Savaş sevgilisine uzun uzun baktı. Ona dokunmak, onu öpmek istedi, fakat uyandırmaya kıyamadı. Komidinin üzerindeki sahte gözlüğünü alıp gözüne taktı. Sessizce ayağını yataktan çıkarıp terliklerini giydi. Parmak ucunda adımlarla kapıya yöneldi, olabildiğince sessiz kapıyı açarak çıktı. Ardından kapıyı kapattı ve doğruca mutfağa gitti. Güzeller güzeli sevgilisine menemen hazırlamayı planlıyordu. Üstünde yurtdışı ve yurtiçi envai yerden getirilmiş, çeşit çeşit magnetler bulunan buzdolabının kapağını açtı, 2 yumurta, domates, biber, soğan çıkardı. Mutfağın dolaplarından birisini açtı, tavayı çıkardığı ocağın üzerine koydu. Ardından yumurtayı bir kaba koyup çatalla güzelce çırptı, bunu yaparken bir yandan da son günlerde kulağına takılan bir şarkıyı ıslığıyla çalmaya çalışıyordu. Savaş soğanı doğramak için tezgahın üzerindeki tahtayı ve bıçağı aldı. Bıçağı eline alır almaz gözünün önüne öldürdüğü insanlar geldi. Aniden elindeki bıçağı tezgaha fırlatıp geri adım attı. Sonra başında hissettiği şiddetli ağrıyla gözlerini kısıp dişlerini sıkmaya başladı. Olduğu yerde dizlerinin üstüne çöken Savaş sanki öldürdüğü insanları çığlıklarını, yalvarışlarını duyuyor gibiydi. Fakat bu seslerin başını ağrıtmasının nedeni rahatsız olması değil, aksine bu sesleri ölesiye özlemiş olmasıydı. O anda öylesine istedi ki bu hissi tekrar yaşamayı; Dr. Tamer'e yaptırdığı ilacı birisine enjekte edip ona günlerce işkence etmeyi ve sonunda gözlerinde sönen hayatı izlemeyi. Zira çocukluğundan beri şu hayatta bu kadar zevk aldığı başka bir şey olmamıştı, taa ki Eylül hayatına girinceye kadar. Onunla tanıştığından beri, yani yaklaşık 6 aydır bir kişiye bile işkence etmemiş, kimseyi öldürmemişti. 2 sene süren cinayet serisinden sonra böylesine uzun bir ara vermek Savaş'a pek iyi gelmemişti doğrusu.

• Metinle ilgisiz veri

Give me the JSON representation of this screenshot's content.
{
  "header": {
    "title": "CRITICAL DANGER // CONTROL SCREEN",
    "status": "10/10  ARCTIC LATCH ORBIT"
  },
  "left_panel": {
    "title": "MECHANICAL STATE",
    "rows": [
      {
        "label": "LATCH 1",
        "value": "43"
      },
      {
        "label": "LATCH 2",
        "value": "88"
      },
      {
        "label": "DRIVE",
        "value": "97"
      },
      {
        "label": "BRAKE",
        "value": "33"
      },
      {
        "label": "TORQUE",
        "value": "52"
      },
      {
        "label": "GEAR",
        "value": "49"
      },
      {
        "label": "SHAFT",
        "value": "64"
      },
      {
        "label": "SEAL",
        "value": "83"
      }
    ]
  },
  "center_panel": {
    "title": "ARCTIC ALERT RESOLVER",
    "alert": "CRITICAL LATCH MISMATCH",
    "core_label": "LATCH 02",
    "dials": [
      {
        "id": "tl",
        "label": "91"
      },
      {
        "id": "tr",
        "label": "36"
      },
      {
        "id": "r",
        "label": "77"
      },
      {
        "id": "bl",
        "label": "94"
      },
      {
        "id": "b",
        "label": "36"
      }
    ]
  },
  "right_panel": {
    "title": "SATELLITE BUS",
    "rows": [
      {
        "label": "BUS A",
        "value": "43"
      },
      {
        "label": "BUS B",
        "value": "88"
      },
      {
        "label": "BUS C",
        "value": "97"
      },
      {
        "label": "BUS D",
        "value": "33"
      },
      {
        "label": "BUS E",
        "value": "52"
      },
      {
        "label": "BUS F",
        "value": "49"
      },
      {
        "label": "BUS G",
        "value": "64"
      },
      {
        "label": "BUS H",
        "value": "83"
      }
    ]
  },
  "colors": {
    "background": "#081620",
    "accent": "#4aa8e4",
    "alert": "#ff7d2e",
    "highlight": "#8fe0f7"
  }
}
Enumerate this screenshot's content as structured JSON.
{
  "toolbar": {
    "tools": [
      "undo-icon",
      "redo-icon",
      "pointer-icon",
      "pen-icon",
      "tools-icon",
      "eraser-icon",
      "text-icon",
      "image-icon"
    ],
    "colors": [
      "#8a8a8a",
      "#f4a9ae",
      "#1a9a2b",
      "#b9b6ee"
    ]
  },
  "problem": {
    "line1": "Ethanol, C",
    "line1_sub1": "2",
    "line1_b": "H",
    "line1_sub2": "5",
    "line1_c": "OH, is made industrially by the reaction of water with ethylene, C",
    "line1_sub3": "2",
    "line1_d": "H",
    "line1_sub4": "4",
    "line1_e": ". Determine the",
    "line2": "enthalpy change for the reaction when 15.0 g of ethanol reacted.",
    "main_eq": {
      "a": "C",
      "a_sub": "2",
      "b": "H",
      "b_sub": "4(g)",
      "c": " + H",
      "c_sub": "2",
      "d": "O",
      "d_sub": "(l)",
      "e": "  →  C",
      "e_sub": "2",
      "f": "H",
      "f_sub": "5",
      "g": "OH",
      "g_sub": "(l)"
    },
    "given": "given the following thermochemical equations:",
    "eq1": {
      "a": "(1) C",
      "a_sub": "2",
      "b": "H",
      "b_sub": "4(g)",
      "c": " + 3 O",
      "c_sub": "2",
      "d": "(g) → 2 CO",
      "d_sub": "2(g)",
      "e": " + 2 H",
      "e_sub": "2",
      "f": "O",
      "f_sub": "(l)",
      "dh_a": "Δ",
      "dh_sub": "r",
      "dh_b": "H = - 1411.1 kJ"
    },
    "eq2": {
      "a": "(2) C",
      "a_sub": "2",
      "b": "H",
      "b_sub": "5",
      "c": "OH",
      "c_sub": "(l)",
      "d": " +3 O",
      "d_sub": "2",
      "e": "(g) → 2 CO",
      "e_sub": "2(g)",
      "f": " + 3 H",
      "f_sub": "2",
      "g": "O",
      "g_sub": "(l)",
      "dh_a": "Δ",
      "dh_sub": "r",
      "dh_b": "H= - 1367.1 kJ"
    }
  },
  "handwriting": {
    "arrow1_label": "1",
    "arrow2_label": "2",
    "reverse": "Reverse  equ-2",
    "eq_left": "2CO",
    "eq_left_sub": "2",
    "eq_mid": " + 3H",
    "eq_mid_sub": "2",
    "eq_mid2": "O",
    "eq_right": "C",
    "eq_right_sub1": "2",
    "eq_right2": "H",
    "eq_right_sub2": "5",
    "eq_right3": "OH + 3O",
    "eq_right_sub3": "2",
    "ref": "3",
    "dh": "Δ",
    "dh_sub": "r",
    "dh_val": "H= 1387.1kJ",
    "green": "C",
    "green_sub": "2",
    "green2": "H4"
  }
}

Öldürdüğü insanların cesetleri gözlerinin önüne gelirken Savaş bağırmak isteğiyle yanıp tutuşuyordu. Lakin Eylül'ü uyandırmak da istemiyordu. Zaten her şey onun yüzünden olmuştu. Eğer onunla hiç tanışmasaydı şimdiye kadar Burak ve arkadaşlarını çoktan öldürmüş, planının geri kalan aşamasına geçmiş olacaktı. Demek ki aşık olmak ona göre bir his değildi. Hele de şu anki acınası hali düşünülürse kesinlikle değildi.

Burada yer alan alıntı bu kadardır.